Quelqu'un – le plus souvent la mère – ouvre la porte. Les soldats lour­dement armés se pré­ci­pitent à l'intérieur et tirent la victime du lit. Ils le jettent sur le sol devant sa femme et ses enfants (ou ses parents et frères et sœurs), lui bandent les yeux, lui attachent les mains der­rière le dos et le poussent dans une jeep. La victime peut avoir 15 ans ou 70 ans, ou n'importe quel âge entre les deux.

Après plu­sieurs jours d'interrogatoire, avec ou sans “pression phy­sique modérée” (comme le déclare déli­ca­tement un juge de la Haute Cour), si aucune confession n'est suf­fi­sante et pro­bante, le pri­sonnier est mis en “détention admi­nis­trative” qui peut durer six mois et être renou­velée année après année.
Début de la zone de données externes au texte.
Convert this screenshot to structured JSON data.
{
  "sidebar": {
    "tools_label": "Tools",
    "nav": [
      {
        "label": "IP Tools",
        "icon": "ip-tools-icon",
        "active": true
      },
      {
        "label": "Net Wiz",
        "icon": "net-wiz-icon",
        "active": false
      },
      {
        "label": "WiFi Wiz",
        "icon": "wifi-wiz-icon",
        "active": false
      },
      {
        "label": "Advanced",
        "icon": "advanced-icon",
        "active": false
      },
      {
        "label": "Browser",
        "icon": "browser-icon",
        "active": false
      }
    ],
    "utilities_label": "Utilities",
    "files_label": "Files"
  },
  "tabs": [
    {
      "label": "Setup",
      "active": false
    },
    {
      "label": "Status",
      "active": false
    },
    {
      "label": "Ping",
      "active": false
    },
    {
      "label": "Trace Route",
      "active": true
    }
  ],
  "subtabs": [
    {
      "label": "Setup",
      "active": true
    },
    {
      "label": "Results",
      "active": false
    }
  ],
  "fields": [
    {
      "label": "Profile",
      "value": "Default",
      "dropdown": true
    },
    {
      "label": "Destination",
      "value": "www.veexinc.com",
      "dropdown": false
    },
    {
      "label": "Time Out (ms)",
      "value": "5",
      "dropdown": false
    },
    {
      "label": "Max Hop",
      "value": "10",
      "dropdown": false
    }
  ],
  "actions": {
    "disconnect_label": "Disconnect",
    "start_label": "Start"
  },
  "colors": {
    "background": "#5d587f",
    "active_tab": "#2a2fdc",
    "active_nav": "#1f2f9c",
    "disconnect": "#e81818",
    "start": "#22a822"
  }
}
La cou­verture judi­ciaire est une farce. Le pri­sonnier n'est pas informé de ce dont il est accusé et par qui, la preuve est gardée secrète tant vis-​​à-​​vis du pri­sonnier que de son avocat ou avocate.

Durant l'occupation, des dizaines de mil­liers de Pales­ti­niens ont expé­ri­menté cette pro­cédure. En ce moment, quelque 300 sont en détention admi­nis­trative (sur les dix mille environ qui ont été jugés par des tri­bunaux mili­taires ou civils)

Maintenant, l'un deux a dit : Assez !

KHADER ADNAN MOHAMED MUSA a été arrêté plusieurs fois auparavant.

Le militant de 34 ans du village d'Arabba près de Jénine au nord de la Cis­jor­danie est un diri­geant du Jihad isla­mique depuis l'époque où il était étudiant à l'Université de Bir Zeit. Faci­lement recon­nais­sable surtout à sa longue barbe noire, il est arrivé au premier plan de l'organisation en Cisjordanie.

Le Jihad isla­mique est le plus extrê­miste des groupes pales­ti­niens signi­fi­catifs, et Adnan a ouver­tement, devant les caméras, prôné la résis­tance armée. Il a appelé les jeunes Pales­ti­niens à porter des cein­tures d'explosifs et à com­mettre des attentats suicide.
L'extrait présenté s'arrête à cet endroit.